Before getting into all that, though, it must be said that, for this corner at least, the definition of these Championships was Double Dutch! It was during the round of the Premier League that took place in Dublin last year that yours truly really first took note of Van Barneveld. Not only because the majority of the audience in the O2 became a green Barney Army for the night, but, as well because he was the most exciting and entertaining to watch.
Until his younger compatriot was seen, that is. Michael Van Gerwen is to darts what McIlroy has been to golf. Maybe a better comparison still would be with Kilkenny hurler Walter Walsh. MVG may have been around for a bit a bit, but, it was only during what was supposedly the summer of 2012 – when he made a nine darter look like child’s play in the World Matchplay that he announced himself. Similarly, Walsh was given his bow when pitched into the All Ireland Final by Brian Cody. He duly helped himself to 1-3 from play, set up two more scores and bagged the Man of the Match gong.
Van Gerwen has been eye catching for many reasons. From his appearance, to the fact that he always wears green. Guys that throw at speed are better to watch too. But most importantly, he’s damn good! So much so that my near 83-year-old father, who’d never watched darts in his life, was an avid MVG fan by the end of Christmas!
For all that, though, a few euro was speculated on Van Barneveld before the event started. Simply because the 20/1 odds were ridiculously big. It looked like great value too as a rejuvenated RVB played some great stuff throughout the tournament until such times as he encountered Taylor.
Which brings us back to the matter of the latter’s behaviour. Before that, it must be said his opponent initially froze. ‘The Power’ had fluctuated between looking very poor in parts to the outstanding display he put up against Andy Hamilton. RVB’s slowness from the stalls gave Taylor momentum which – despite a heroic retrieval effort by the Dutchman – wasn’t relinquished.
It was the victor’s behaviour at the end thereof that caused all the stir. As far as could be ascertained, Van Barneveld went to hug Taylor in congratulation at the end of the match, only to be swatted away and treated ignorantly and insultingly. Apart from showing Taylor in a very poor – bad sadly not surprising – light, it did nothing for the reputation of the sport or to honour the memory of Sid Waddell.
All of which leads to the final point to be made, for now.
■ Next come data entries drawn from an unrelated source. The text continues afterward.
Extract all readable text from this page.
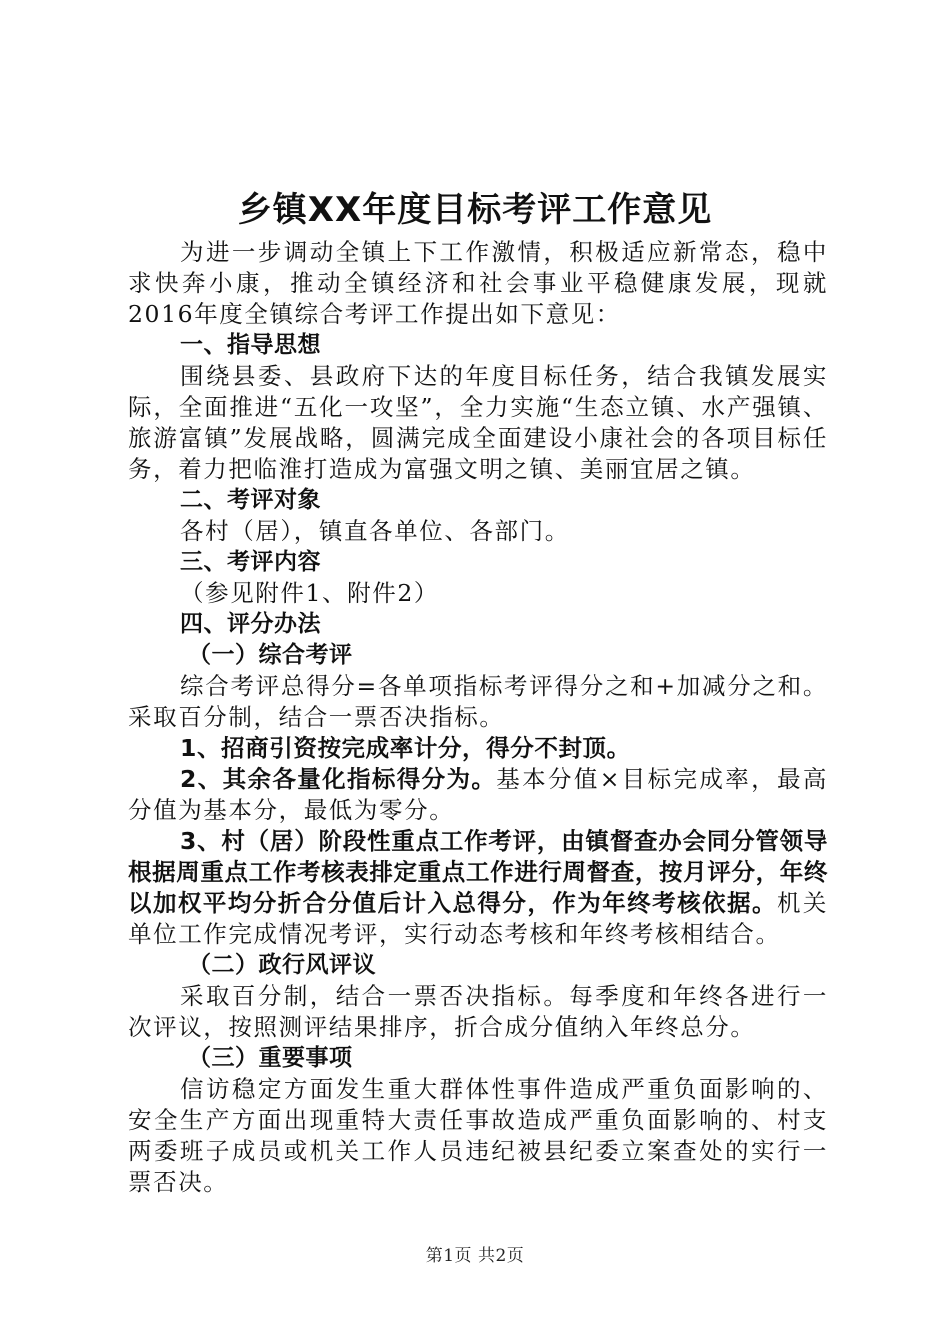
乡镇XX年度目标考评工作意见

为进一步调动全镇上下工作激情，积极适应新常态，稳中求快奔小康，推动全镇经济和社会事业平稳健康发展，现就2016年度全镇综合考评工作提出如下意见：

一、指导思想

围绕县委、县政府下达的年度目标任务，结合我镇发展实际，全面推进“五化一攻坚”，全力实施“生态立镇、水产强镇、旅游富镇”发展战略，圆满完成全面建设小康社会的各项目标任务，着力把临淮打造成为富强文明之镇、美丽宜居之镇。

二、考评对象

各村（居），镇直各单位、各部门。

三、考评内容

（参见附件1、附件2）

四、评分办法

（一）综合考评

综合考评总得分=各单项指标考评得分之和+加减分之和。采取百分制，结合一票否决指标。

1、招商引资按完成率计分，得分不封顶。

2、其余各量化指标得分为。基本分值×目标完成率，最高分值为基本分，最低为零分。

3、村（居）阶段性重点工作考评，由镇督查办会同分管领导根据周重点工作考核表排定重点工作进行周督查，按月评分，年终以加权平均分折合分值后计入总得分，作为年终考核依据。机关单位工作完成情况考评，实行动态考核和年终考核相结合。

（二）政行风评议

采取百分制，结合一票否决指标。每季度和年终各进行一次评议，按照测评结果排序，折合成分值纳入年终总分。

（三）重要事项

信访稳定方面发生重大群体性事件造成严重负面影响的、安全生产方面出现重特大责任事故造成严重负面影响的、村支两委班子成员或机关工作人员违纪被县纪委立案查处的实行一票否决。

第1页 共2页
There are those who decree that darts is not a sport at all. Not a theory I could subscribe to for a moment. Any activity that people engage in for recreation, and which has skill to it and which requires practice and dedication is a sport! People wouldn’t do it professionally if it wasn’t.
Granted, the appearance of some of the participants therein wouldn’t exactly give off a sporting aura. But the speed and skill of MVG is an ample antidote to that. His explosive start as he raced into a four sets to two lead was breathtaking and though Taylor showed admirable character and skill to recover and eventually win comfortably, his opponent was the one most people were talking about. Surely a king awaiting coronation.